I read the case, and some of the excellent information provided by Michael Penn. You've convinced me. I think the trial was constitutional, but I disagree with Mark Haslett that you could impeach a president after he leaves office. The key thing for me here is that the house filed the articles while he was still President of the United States.
|Posted: 13 February 2021 at 3:39pm | IP Logged | 4
"Your claim to be musing philosophically is typical of the see-nothing do-nothing GOP which has let this monster drag our government to its knees."
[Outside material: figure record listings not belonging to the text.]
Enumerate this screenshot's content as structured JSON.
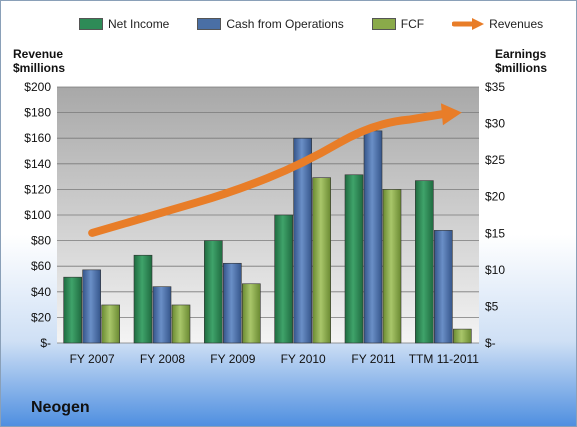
{
  "company": "Neogen",
  "colors": {
    "net_income": "#2e8b57",
    "cash_ops": "#4a6fa5",
    "fcf": "#8aaa4a",
    "revenues": "#e87d28"
  },
  "chart_data": {
    "type": "bar",
    "categories": [
      "FY 2007",
      "FY 2008",
      "FY 2009",
      "FY 2010",
      "FY 2011",
      "TTM 11-2011"
    ],
    "series": [
      {
        "name": "Net Income",
        "axis": "right",
        "values": [
          9,
          12,
          14,
          17.5,
          23,
          22.2
        ]
      },
      {
        "name": "Cash from Operations",
        "axis": "right",
        "values": [
          10,
          7.7,
          10.9,
          28,
          29,
          15.4
        ]
      },
      {
        "name": "FCF",
        "axis": "right",
        "values": [
          5.2,
          5.2,
          8.1,
          22.6,
          21,
          1.9
        ]
      },
      {
        "name": "Revenues",
        "axis": "left",
        "type": "line",
        "values": [
          86,
          102,
          118,
          140,
          172,
          177
        ]
      }
    ],
    "left_axis": {
      "title": [
        "Revenue",
        "$millions"
      ],
      "ylim": [
        0,
        200
      ],
      "ticks": [
        "$-",
        "$20",
        "$40",
        "$60",
        "$80",
        "$100",
        "$120",
        "$140",
        "$160",
        "$180",
        "$200"
      ]
    },
    "right_axis": {
      "title": [
        "Earnings",
        "$millions"
      ],
      "ylim": [
        0,
        35
      ],
      "ticks": [
        "$-",
        "$5",
        "$10",
        "$15",
        "$20",
        "$25",
        "$30",
        "$35"
      ]
    },
    "legend": "top",
    "grid": true
  }
}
Mark, I didn't make that claim. These are real procedural questions that I think are important to ask. I agree that the senate can decide whether it has the authority to conduct a trial, but I don't see a problem with pondering whether the decision they make is the correct one. Government should be questioned.
"I'm offended as an American by the idea anyone would suggest letting the man responsible for this rampage go unpunished."
I didn't suggest that. I questioned whether impeachment was the appropriate punishment as opposed to charging him with a crime.
I see that the senate has just acquitted Trump, so now the discussion will inevitably turn to whether that was the right thing to do.
Personally, I'm undecided. I recorded all of the hearings, but haven't had a chance to see them yet. I was able to catch a little bit of the opening statements from both sides at work, and based on those here are my initial impressions:
In order to convict Trump for inciting a resurrection I would want to see evidence that directly linked Trump's actions or words to the violence that occurred. Dems may have done that (I plan to watch the hearings this weekend to see for myself), but I think it was an uphill battle for them, because in the Jan 6 speech, Trump expressly stated that people should protest "peacefully" and I think there is some evidence that the riot was pre planned. For example, I saw video of people using ropes and grappling hooks to scale one of the walls at the capital. So I'd go into this leaning towards acquittal.
Since we've concluded that a president can be impeached for gross malfeasance, I'm surprised that this was the only article of impeachment presented by the trial managers.
Trump undermined confidence in the election by repeating false statements about election fraud long after those statements were proven false. Furthermore, there are recorded phone calls to state election officials in some of the swing states where he tried to upend the results of the election, and in one case asked the secretary of state to "find votes."
I think there should have been an article of impeachment related to those acts, and if there had been, I would have been inclined to vote in favor of convicting him.